Secondary pattern	보조 기능군도 패턴 1개만 약하게 붙인다.	보조 기능군은 full replacement가 아니라 약한 modulation으로만 작동한다.
Overt action	overt action은 허용된 패턴에서만 사용한다.	모든 반응 시점에 action episode가 남용되지 않도록 제한한다.
Self-regulation	self-regulation은 별도 interrupt layer로 평가한다.	기본 반응 패턴과 분리된 독립 event로 삽입할 수 있다.

Engine Pipeline Overview

발표 내용 기반 청중 반응 생성 엔진은 STT 텍스트, 누적 문맥, 슬라이드 정보, 그리고 발표 순서 정보를 입력으로 받아 발표 단계 추론, appraisal 평가, 기능군 선택, 패턴 선택, 채널 채움의 순서로 반응을 생성한다.

Step	Operation	Input	Output
1	STT chunking	발표 음성	current utterance text chunk, chunk timestamp, accumulated context
2	Stage inference	current text + accumulated context + slide / order cue	predicted stage, stage confidence, optional secondary stage
3	Stage prior loading	predicted stage	stage-specific appraisal objective prior
4	Appraisal scoring	current utterance + context + appraisal questions	appraisal vector (0–1)
5	Functional weighting	appraisal vector + stage prior	function-group weight distribution
6	Function-group selection	function-group weights + compatibility constraints	primary function group + optional secondary function group
7	Primary pattern selection	stage + appraisal result + content feature + recent response history	primary pattern
8	Channel realization	selected pattern	body, gaze, core head, facial state, optional head / action / facial detail
9	Secondary modulation	secondary function group	partial channel modulation without full pattern replacement
10	Interrupt insertion	self-regulation evaluation	independent self-regulation event if needed

Function Group Selection Rules

기능군 선택은 appraisal vector와 stage prior를 결합해 산출한 가중치를 바탕으로 수행한다. 이때 주 기능군은 하나만, 보조 기능군은 최대 하나만 허용한다.

Selection Target	Rule	Threshold / Constraint	Operational Consequence
Primary function group	가장 높은 가중치를 가진 기능군을 선택한다.	argmax after compatibility filtering	현재 시점의 중심 반응 방향을 결정한다.
Secondary function group	임계값 이상이며 주 기능군과 양립 가능한 기능군 1개만 선택한다.	weight ≥ secondary threshold	보조 기능군은 약한 modulation source로만 작동한다.
Incompatible group pair	양립 불가능한 기능군은 동시에 선택하지 않는다.	compatibility table reference	상충되는 반응 태도가 동시에 출력되지 않도록 한다.
No valid secondary	조건을 만족하는 보조 기능군이 없으면 주 기능군만 유지한다.	no compatible candidate above threshold	불필요한 modulation을 생략한다.

Pattern Realization Schema

선택된 pattern은 채널 수준에서 실현된다. 이때 모든 pattern은 필수 채널을 가져야 하며, 선택 채널은 조건 또는 확률에 따라 추가된다.

Channel Type	Channel	Status	Generation Rule
Required	body	mandatory	모든 pattern은 기본 posture / orientation specification을 포함해야 한다.
Required	gaze	mandatory	모든 pattern은 주 시선 target과 dwell behavior를 포함해야 한다.
Required	core head	mandatory	모든 pattern은 핵심 head configuration 또는 head movement를 포함해야 한다.
Required	facial state	mandatory	facial state는 해당 pattern의 핵심 표현을 구성한다.
Optional	optional head	conditional	핵심 head 외에 추가적인 국소 head modulation이 필요할 때만 추가한다.
Optional	optional action	restricted	허용된 pattern에서만 overt action을 추가할 수 있다.
Optional	optional facial detail	probabilistic	facial detail은 확률적으로 추가되는 미세 facial variation으로 사용한다.
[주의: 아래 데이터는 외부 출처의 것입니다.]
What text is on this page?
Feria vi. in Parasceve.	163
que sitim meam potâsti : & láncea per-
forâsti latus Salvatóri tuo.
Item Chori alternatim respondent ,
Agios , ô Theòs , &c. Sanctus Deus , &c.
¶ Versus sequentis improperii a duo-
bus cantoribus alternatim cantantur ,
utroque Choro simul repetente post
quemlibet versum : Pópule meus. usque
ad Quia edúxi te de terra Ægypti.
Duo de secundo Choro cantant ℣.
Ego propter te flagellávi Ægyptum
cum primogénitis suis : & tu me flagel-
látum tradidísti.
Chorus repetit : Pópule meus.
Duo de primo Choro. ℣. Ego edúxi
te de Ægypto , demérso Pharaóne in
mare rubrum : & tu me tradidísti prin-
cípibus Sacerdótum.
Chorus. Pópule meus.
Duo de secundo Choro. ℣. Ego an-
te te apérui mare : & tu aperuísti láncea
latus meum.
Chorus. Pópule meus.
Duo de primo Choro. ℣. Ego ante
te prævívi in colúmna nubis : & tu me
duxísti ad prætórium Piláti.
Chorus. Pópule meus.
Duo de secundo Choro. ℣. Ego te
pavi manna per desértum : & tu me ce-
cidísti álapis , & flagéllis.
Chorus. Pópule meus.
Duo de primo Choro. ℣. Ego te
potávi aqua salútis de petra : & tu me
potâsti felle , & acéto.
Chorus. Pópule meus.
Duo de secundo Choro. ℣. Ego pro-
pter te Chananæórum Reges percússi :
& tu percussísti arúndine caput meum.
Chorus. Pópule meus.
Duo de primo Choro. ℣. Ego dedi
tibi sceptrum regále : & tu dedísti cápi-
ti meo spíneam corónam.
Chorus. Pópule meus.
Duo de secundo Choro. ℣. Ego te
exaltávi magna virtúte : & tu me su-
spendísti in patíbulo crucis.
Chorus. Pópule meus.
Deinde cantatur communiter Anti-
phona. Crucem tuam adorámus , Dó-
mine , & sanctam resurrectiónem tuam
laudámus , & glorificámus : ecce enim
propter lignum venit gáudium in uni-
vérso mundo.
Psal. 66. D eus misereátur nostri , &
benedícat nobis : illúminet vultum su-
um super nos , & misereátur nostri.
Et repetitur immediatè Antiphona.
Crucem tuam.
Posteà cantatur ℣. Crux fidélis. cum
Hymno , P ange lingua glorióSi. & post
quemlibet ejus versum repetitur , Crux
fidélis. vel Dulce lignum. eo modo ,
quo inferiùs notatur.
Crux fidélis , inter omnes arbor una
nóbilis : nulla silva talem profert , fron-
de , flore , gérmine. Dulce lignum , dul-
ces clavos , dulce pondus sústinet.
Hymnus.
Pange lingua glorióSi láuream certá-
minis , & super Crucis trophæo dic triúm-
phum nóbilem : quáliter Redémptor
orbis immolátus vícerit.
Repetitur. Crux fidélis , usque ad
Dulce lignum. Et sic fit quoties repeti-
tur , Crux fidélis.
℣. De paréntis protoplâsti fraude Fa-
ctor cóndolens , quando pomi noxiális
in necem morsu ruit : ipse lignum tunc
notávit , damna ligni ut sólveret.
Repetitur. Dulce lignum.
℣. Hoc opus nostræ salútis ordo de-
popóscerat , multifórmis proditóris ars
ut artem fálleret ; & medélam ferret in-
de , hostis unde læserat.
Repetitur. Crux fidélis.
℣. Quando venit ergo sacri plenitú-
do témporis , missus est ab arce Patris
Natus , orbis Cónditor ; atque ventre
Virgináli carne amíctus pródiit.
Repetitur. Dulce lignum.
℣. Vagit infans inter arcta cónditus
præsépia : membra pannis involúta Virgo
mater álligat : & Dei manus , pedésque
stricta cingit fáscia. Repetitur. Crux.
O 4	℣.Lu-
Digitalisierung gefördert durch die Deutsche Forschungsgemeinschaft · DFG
Secondary Modulation Rules

보조 기능군은 독립적인 full pattern을 생성하지 않는다. 대신 주 기능군이 선택한 pattern 위에 일부 채널만 제한적으로 modulation한다.

Secondary Function Role	Allowed Modulation	Not Allowed	Operational Consequence
Affective reaction	facial intensity, gaze energy, slight head responsiveness	full posture replacement	기본 패턴은 유지하되 정서적 반응성만 약하게 높인다.
Attentive listening	gaze stabilization, posture openness increase	overt action insertion	기본 pattern 위에 listening bias를 약하게 부여한다.
Evaluative monitoring	brow tension, gaze fixation, reduced positive detail	independent transient override	판단적 주시를 강화하되 전체 패턴은 교체하지 않는다.
Uptake-following	nod readiness, forward attentional bias	fatigue-like shift	내용 추적 성향만 소폭 보강한다.

Self-regulation Interrupt Rules

self-regulation은 기본 반응 패턴과 분리된 interrupt layer에서 판단된다. threshold를 넘는 경우에만 독립 event로 삽입되며, 종료 후 previous sustained pattern 또는 strained pattern으로 복귀한다.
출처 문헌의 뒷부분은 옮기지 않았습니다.